Her young voice was hot with newborn awareness of social inequities.

'What was the other half?' I asked.

'Whether or not they could carry the mortgage.'

'If it's just for the building materials, that can't be much.'

'It's going to take BeeBee about twelve years to pay it off,' my niece said indignantly. 'Can you believe it? They must be paying her nothing at the hospital!'

Reality time.

She turned down a narrow street of shabby houses badly in need of fresh paint and fresh screens on doors and windows, took the right fork at the next intersection and wound up on Redbud Lane, a tree-lined street at the edge of Darkside where the neighborhood was racially and economically blended. Some of the houses on this street could use paint as well, but they seemed in good repair. Too, the yards were neatly tended and most were bright with red and white petunias and those stiff little blue flowers that I can never remember the name of.

The site was easily identified by a temporary dumpster, two blue portable toilets and stacks of fresh lumber.
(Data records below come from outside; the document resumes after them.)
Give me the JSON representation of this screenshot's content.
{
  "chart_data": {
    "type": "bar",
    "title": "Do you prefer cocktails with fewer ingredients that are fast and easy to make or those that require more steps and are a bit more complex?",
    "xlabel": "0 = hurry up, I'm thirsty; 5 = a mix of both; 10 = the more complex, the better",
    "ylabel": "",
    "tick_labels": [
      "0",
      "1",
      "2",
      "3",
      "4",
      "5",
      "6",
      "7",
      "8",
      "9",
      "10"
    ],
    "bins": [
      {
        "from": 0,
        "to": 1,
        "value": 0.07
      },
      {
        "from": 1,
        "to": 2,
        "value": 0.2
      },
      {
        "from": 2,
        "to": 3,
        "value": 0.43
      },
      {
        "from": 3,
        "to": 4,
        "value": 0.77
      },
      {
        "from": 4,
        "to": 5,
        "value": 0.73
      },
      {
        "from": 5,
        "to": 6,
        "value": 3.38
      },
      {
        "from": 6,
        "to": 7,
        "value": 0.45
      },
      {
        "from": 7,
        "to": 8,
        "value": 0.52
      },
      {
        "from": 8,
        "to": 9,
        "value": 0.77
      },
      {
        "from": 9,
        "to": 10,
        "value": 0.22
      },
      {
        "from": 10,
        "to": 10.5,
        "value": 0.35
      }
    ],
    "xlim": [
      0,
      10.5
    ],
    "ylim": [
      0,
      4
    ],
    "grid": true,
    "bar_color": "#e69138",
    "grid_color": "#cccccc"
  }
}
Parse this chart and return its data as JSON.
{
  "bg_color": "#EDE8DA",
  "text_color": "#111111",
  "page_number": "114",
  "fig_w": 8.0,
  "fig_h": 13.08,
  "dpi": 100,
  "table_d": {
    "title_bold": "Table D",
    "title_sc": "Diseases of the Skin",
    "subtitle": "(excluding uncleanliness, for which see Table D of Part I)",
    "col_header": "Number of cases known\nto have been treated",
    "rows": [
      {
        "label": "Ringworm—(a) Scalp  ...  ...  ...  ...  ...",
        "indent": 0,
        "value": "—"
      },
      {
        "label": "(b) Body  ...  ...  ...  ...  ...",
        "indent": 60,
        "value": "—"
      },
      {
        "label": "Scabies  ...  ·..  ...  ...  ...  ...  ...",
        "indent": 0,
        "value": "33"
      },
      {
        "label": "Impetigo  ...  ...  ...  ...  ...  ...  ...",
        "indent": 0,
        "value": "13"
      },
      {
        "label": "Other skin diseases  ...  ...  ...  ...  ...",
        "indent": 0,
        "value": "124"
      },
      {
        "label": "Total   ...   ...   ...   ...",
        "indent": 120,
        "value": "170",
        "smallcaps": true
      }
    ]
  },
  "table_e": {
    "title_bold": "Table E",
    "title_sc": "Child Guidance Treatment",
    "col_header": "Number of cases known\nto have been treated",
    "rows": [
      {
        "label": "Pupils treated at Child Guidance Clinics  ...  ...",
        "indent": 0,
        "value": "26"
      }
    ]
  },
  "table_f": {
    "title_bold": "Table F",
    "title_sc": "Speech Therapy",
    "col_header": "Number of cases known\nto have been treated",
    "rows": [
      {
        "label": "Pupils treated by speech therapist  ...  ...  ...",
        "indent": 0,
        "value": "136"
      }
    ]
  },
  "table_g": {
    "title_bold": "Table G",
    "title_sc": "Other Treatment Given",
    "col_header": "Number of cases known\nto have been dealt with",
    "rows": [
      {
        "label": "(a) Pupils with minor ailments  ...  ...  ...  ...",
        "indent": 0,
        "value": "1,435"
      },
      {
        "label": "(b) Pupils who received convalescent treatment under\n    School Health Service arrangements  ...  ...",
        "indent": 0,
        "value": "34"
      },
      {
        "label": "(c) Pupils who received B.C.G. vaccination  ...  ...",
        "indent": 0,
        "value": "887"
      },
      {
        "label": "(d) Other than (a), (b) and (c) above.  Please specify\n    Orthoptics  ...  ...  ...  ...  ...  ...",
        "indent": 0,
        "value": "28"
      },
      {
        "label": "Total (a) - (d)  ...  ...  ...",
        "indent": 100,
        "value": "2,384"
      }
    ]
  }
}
Directly across the street was an undeveloped wooded lot, which neighborhood children seemed to use as a play place.

Thanks to Annie Sue's enthusiasm, we were twenty-five minutes early, but Lu Bingham was already there, along with several other women. While we waited for the rest to assemble, Lu gave me the fifty-cent tour. When finished, the house would be a no-frills frame: hardboard siding on solid slab, three bedrooms, one-and-a-half baths. This morning it was merely an eleven-hundred-square-foot rectangle of concrete with plastic pipes sticking up here and there where water and sewage lines had been roughed in.

'Took us four weekends to get it to this point,' Lu said. 'First we had to clear out all the underbrush and rubble. Filled three dumpsters.'

Situated two doors up from a neighborhood quick-stop and half again as deep as it was wide, the lot looked to be a little over a quarter acre. There was a tall pine beside the front sidewalk and two sturdy oaks at the rear. Someone had hung two old tractor tires from ropes, and a knot of youngsters, black and white, were already swooping back and forth.

'Saturday before last, we dug the footing by hand and it was poured on Monday. And we finally got the utility companies to come out and give us electricity and water.'

Last Saturday, the wife of a brick mason had demonstrated how her portable mixer worked, and what proportions of mortar mix, water and sand to use. Then, while the neophytes kept them supplied with a steady stream of wet concrete blocks and fresh mortar, she and two others had laid a low block wall atop the perimeter footing that would enclose the concrete slab. They were finished by noon. After lunch, the women spread sheets of plastic over the entire dirt floor to act as a vapor barrier, lapped them up a few inches on the side, then laid down steep reinforcing mesh on top of the plastic.